Mehr Realismus in der Arbeitszeitdebatte erforderlich
(Berlin) - Arbeitnehmer in Deutschland zeigen ein hohes Maß an betrieblicher Flexibilität und arbeiten länger, als in Teilen der Öffentlichkeit wahrgenommen wird. Dies zeigt der aktuelle Wochenbericht des DIW Berlin 47/2004 nach Auswertung der Daten des Sozio-oekonomischen Panels. So ergab die Analyse der Wochenarbeitszeit erhebliche Abweichungen der tatsächlich erbrachten von der vertraglich vereinbarten Zeit.

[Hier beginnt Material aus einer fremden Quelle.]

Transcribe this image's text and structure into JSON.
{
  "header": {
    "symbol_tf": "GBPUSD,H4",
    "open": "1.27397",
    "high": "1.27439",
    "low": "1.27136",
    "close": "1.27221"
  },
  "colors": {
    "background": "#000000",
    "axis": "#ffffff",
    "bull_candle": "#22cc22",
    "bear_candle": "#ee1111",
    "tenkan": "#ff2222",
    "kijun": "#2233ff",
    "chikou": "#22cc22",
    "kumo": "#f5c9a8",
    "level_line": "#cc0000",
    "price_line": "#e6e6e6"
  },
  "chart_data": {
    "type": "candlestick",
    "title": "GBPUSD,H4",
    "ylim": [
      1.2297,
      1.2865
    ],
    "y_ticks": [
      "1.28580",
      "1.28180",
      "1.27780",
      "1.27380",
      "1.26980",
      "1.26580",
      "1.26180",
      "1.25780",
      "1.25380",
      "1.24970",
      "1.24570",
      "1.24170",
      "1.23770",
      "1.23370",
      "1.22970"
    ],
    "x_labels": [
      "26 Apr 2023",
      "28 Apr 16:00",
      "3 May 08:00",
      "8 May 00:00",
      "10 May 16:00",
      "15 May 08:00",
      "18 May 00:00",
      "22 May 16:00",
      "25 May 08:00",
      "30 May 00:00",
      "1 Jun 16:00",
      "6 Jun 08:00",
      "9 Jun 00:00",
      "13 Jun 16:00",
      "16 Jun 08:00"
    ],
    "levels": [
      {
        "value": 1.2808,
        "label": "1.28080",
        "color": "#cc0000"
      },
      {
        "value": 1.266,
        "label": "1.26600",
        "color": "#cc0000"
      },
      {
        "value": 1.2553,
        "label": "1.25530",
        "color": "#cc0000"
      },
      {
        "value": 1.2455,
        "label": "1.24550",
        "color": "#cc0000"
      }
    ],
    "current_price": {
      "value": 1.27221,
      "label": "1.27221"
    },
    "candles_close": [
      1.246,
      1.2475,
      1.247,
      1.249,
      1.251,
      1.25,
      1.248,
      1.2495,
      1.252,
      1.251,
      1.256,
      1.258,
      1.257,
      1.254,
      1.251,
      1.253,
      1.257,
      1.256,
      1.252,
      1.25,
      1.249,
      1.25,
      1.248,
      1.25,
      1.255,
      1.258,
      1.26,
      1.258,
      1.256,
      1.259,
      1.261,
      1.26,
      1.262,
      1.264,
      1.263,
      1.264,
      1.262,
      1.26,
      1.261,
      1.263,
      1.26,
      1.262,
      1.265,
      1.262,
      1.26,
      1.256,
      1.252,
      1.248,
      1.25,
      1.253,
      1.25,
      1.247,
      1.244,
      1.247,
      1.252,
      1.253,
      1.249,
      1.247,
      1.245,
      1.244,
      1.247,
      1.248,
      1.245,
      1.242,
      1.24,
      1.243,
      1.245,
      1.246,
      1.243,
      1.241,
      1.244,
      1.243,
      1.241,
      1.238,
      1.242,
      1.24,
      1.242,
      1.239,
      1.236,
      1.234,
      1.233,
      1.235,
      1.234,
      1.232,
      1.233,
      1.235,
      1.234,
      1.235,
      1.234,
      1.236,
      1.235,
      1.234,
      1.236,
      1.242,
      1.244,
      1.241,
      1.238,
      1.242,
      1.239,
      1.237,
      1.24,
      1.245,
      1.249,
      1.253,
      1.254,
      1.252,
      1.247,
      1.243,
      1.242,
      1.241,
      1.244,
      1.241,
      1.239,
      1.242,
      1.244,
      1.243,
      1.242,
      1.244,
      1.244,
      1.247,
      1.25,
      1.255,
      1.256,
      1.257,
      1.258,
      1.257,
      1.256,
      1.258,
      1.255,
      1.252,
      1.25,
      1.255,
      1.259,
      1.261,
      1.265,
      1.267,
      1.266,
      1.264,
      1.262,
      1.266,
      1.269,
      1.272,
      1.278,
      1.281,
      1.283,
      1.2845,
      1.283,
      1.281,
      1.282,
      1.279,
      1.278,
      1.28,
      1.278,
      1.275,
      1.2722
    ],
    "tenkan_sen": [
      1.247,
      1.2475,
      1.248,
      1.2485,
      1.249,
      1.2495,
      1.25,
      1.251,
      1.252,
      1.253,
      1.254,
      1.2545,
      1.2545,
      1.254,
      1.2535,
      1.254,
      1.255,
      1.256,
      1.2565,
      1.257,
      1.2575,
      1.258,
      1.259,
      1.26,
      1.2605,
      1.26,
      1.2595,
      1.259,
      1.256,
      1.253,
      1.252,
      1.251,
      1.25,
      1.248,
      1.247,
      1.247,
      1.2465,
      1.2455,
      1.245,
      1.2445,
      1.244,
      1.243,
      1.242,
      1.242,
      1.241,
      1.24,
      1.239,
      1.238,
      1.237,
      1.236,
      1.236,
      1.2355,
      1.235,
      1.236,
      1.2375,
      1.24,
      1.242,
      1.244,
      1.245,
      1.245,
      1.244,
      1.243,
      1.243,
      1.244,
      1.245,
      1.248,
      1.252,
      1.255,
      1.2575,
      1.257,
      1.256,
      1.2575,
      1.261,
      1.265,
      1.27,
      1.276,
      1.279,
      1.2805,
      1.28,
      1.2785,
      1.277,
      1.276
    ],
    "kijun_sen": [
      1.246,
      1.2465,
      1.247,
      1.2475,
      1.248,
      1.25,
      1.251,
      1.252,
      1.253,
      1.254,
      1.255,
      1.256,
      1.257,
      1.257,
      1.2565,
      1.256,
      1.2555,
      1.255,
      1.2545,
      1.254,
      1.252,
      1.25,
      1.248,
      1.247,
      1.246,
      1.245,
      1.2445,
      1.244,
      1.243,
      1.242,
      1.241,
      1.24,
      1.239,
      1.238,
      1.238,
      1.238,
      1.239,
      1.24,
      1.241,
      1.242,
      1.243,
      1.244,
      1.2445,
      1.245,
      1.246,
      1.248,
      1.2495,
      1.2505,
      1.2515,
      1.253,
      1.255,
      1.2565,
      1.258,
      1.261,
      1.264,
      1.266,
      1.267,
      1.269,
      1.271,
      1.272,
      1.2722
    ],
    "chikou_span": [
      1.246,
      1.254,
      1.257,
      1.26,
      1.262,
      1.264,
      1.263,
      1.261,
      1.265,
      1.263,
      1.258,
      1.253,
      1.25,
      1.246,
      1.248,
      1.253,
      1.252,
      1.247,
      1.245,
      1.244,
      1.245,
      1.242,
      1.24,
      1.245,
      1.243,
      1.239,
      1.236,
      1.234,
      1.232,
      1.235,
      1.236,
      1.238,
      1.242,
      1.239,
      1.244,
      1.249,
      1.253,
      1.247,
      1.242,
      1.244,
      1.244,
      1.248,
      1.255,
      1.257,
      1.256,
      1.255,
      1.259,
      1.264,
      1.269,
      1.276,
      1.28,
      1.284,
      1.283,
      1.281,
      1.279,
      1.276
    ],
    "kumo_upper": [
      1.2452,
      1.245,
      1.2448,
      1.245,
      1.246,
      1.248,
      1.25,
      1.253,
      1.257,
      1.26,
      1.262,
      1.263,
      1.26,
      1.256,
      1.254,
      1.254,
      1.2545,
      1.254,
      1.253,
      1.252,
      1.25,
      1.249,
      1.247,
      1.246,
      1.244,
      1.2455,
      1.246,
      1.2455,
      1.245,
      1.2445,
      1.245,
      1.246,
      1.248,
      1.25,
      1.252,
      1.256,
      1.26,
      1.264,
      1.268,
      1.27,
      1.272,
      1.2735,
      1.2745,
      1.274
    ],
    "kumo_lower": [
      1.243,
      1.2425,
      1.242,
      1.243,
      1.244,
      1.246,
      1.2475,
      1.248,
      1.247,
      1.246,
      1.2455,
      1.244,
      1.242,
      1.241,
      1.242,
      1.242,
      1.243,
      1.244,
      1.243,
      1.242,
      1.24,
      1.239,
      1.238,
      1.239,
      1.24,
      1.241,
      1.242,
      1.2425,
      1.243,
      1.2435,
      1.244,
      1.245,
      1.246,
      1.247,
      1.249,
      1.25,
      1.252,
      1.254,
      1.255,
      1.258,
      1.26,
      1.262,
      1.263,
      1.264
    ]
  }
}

Vertraglich vereinbart waren im Jahr 2003 bei den Vollzeitbeschäftigten 38,4 Wochenstunden. In einer üblichen Arbeitswoche wurden tatsächlich aber 42,4 Stunden gearbeitet. Insgesamt leisteten mehr als 60 Prozent der Vollzeitbeschäftigten Überstunden. Der größte Teil der Mehrarbeit wurde durch Lohn, vor allem aber durch Freizeit abgegolten. Für einen nicht geringen Teil der Überstunden (knapp 30Prozent) gab es indes keinen Ausgleich. Ohne Überstundenausgleich belief sich die Wochenarbeitszeit der vollzeitbeschäftigten Arbeitnehmer mit vertraglich geregelter Arbeitsdauer in Deutschland auf durchschnittlich 39,5 Stunden. Je höher die berufliche Qualifikation war, desto mehr Überstunden wurden geleistet und desto mehr Überstunden wurden nicht ausgeglichen. Bei den Teilzeitbeschäftigten zeigte sich ein ähnliches Muster, wenngleich bei diesen die Zahl der Überstunden geringer war. Eine kleine Gruppe der Vollzeitbeschäftigten (knapp 10Prozent) hat keine vertraglich geregelte Arbeitszeit; diese kommen im Schnitt auf etwa 50 Arbeitsstunden je Woche.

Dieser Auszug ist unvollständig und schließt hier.